もう一つ。本書を読んでいると、「今では許されないだろうな」という言葉が10~20回くらい浮かびました。たった20~30年前の出来事なのに、私はすっかり本物の鬼畜系も、まがいものもおしなべて「許されない」と感じている。誰に?世間が、自分が。"社会的な正しさ"の見地から。この感覚は正しいのでしょうか。

いわゆる「ポリコレ」に批判的な人々の中には、鬼畜系の衰退に向かった時代変化を、「抑圧的」と考える人もいるかも知れません。

フロイト心理学に近い人間観だと、人間は文明に抑圧されている。本当は内外に向かう過剰な攻撃衝動を抱えている。という事になります。この人間観からは鬼畜系を復活させる事は人間と自由の解放につながり、ハッピーだという事にもなる。

しかしこうした人間観は、どの程度妥当でしょうか。

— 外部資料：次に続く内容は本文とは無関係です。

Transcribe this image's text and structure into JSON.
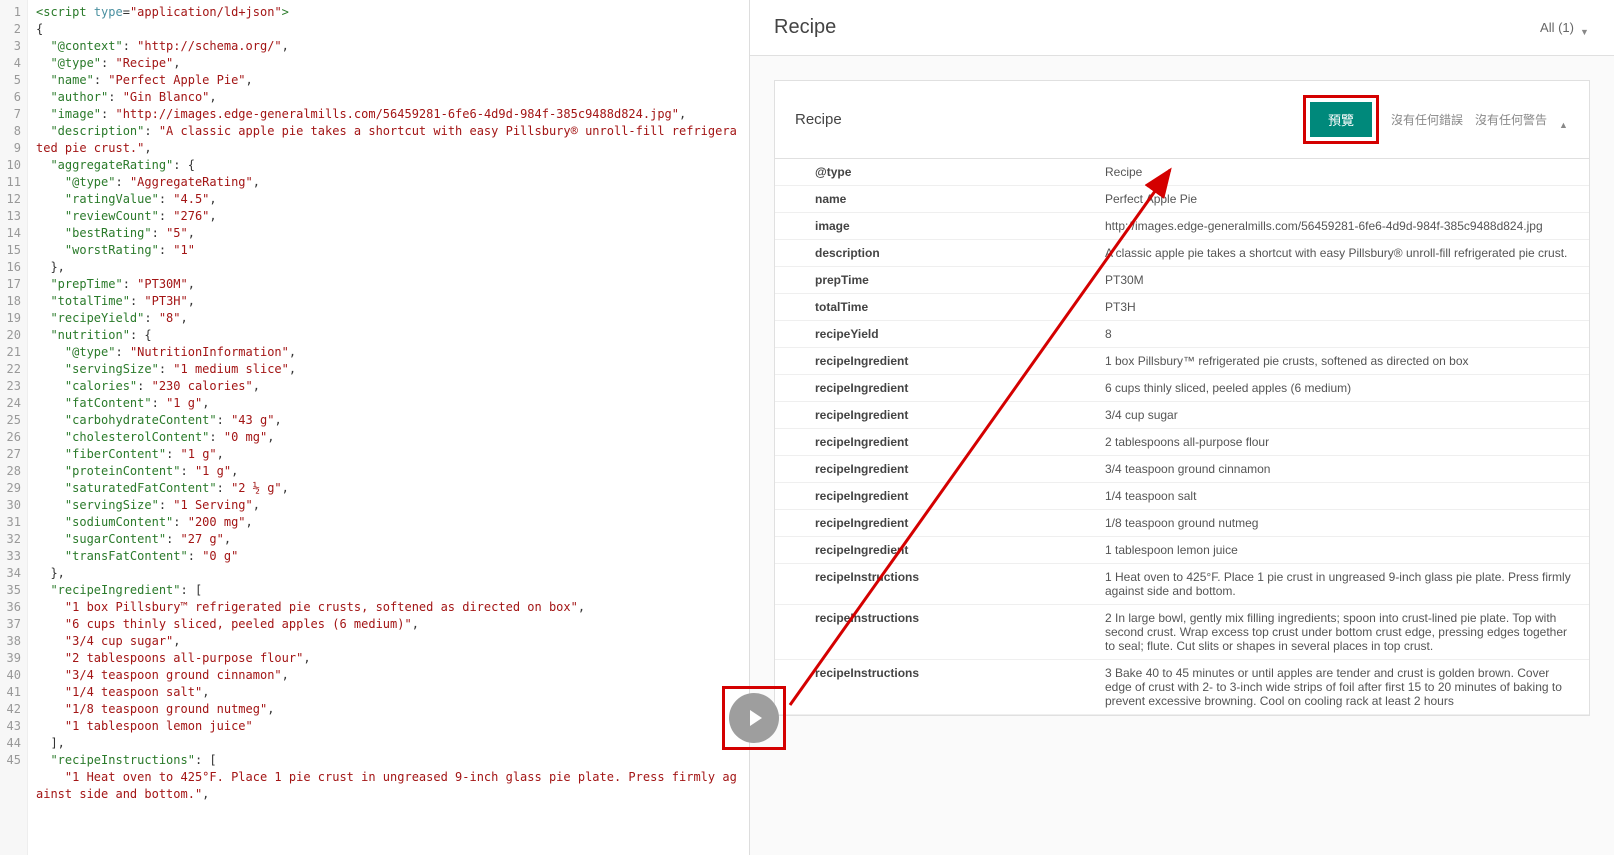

本書に取り上げられている、まがいものを含む鬼畜系の餌食になったのは、先に引用したように立場の弱い人たちです。「狼の自由は、羊にとって死を意味する」という言葉があります。総評すれば鬼畜系ムーブメントのような、90年代の差別的な価値観が「抑圧」されて困ったのは強者で、得をしたのは弱い側でしょう。

そして現代の我々は、例えばオタク差別が衰退したことに、別に「抑圧」を感じてはいない。加えて案外、時代や社会ごとの「抑圧」に柔軟に適応できるよう人間は出来ているかもしれない。それがより実態に近い人間の姿かもしれません。

「抑圧」のポジティブな意義と「自由」のネガティブな意義を学ぶのに、本書は格好の書物と言えましょう。